Ahora que sos una víctima inocente e indefensa y nadás en la furia tu estado de ánimo está a punto caramelo. Conducta a seguir en el campo de batalla: 

  • Hablá siempre en segunda persona. Enunciá todo lo que decís con un “porque vos…” Nunca uses, ni soñando, la primera persona. Hablá siempre en reclamo, crítica, juicio, queja, que tu dedo erguido señale al culpable. Y sé espontáneo, vomitá lo que se te venga a la cabeza sin filtro alguno, tenés derecho a hacerlo porque sos la víctima. 

  • Jamás menciones lo que necesitás, lo que te gustaría y no podés. Además de que, como ya dijimos, el otro seguro que lo sabe, que no se te vaya a caer la corona hablando de tus miedos y vulnerabilidades. ¡Atención! porque la tortilla se puede dar vuelta, se pondrá en evidencia tu imperfección y te acusará de locura.

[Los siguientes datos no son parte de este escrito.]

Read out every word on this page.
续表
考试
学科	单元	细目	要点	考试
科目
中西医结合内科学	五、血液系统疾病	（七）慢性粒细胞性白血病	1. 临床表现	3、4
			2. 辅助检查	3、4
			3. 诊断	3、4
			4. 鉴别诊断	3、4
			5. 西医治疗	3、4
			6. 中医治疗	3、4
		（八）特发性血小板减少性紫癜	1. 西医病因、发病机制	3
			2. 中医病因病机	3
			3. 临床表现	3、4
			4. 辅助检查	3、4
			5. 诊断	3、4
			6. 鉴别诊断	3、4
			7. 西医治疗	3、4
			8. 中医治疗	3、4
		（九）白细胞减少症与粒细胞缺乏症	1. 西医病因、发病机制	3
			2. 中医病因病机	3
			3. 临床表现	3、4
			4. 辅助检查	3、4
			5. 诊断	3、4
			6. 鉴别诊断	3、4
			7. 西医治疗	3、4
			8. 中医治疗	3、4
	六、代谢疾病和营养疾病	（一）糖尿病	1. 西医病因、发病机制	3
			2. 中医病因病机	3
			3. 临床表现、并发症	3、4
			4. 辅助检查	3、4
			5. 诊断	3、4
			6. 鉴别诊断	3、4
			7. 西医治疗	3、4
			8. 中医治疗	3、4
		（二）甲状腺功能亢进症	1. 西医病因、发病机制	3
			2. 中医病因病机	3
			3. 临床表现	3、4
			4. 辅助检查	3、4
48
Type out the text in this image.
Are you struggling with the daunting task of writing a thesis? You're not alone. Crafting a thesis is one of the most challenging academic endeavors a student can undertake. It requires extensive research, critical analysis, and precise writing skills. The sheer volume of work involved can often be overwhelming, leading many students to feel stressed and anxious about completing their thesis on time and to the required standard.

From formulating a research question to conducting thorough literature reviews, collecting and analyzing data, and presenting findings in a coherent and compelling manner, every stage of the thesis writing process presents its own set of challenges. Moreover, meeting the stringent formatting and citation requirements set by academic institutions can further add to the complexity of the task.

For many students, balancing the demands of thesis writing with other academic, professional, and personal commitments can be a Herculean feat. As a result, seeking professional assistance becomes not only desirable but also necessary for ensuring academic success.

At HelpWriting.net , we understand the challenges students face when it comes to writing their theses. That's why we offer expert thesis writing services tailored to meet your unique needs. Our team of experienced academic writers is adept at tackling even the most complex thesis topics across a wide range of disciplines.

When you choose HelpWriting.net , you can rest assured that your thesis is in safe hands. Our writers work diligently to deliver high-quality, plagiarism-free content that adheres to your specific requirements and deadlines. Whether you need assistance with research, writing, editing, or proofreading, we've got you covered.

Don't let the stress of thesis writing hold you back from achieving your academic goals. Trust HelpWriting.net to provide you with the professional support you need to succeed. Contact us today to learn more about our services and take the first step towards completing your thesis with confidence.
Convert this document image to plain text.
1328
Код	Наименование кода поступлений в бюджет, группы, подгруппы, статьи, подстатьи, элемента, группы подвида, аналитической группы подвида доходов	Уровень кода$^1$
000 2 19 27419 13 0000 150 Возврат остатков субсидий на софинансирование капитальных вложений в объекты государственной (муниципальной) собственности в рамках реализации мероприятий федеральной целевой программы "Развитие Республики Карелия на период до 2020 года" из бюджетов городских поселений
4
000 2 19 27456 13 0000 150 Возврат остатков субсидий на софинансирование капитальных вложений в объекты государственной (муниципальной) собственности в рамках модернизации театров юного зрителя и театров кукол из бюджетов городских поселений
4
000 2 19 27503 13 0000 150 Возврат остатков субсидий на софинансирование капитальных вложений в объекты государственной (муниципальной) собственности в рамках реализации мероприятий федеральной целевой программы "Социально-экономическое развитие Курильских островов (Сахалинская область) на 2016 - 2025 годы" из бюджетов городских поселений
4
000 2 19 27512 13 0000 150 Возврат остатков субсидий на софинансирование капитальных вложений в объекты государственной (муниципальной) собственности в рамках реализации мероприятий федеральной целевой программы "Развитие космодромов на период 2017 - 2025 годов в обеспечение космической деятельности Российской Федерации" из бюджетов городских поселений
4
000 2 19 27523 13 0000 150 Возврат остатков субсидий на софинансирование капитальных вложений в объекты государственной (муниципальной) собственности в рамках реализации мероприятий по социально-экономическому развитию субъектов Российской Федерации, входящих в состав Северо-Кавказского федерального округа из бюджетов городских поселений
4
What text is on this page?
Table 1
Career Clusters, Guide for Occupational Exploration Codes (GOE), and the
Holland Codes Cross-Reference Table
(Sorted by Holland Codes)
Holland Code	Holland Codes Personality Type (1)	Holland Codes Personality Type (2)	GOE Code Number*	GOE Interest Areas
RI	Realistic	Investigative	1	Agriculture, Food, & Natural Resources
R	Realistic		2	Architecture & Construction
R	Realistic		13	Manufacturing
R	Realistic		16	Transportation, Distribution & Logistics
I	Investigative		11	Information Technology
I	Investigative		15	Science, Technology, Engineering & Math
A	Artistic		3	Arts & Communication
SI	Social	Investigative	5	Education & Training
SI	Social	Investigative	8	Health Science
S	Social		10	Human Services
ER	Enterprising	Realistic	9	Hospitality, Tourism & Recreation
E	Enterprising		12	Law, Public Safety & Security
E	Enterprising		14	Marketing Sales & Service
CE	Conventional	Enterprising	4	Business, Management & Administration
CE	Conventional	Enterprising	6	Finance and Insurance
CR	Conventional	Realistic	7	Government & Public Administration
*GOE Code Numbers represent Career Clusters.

  • Arrinconalo, avergonzalo, atacalo activa o pasivamente, desprecialo, a solas y ante los demás, que se vea como una cucaracha infecta, inútil y despreciable. Contale a su familia lo insoportable que es. Amenazalo con separarte y si aún insiste en seguir siendo como es y no cambia, castigalo: vengate, no le hables ni sientas deseo sexual. 

  • Imponete siempre. Nunca digas “por favor”, “disculpame” o “¿puedo?” Sé terminante, respondé con un rotundo ¡NO! que suene a cachetazo definitivo. No vayas a reconocer ni agradecer nada que pudo haber hecho bien, focalizate sólo en todo lo que está mal.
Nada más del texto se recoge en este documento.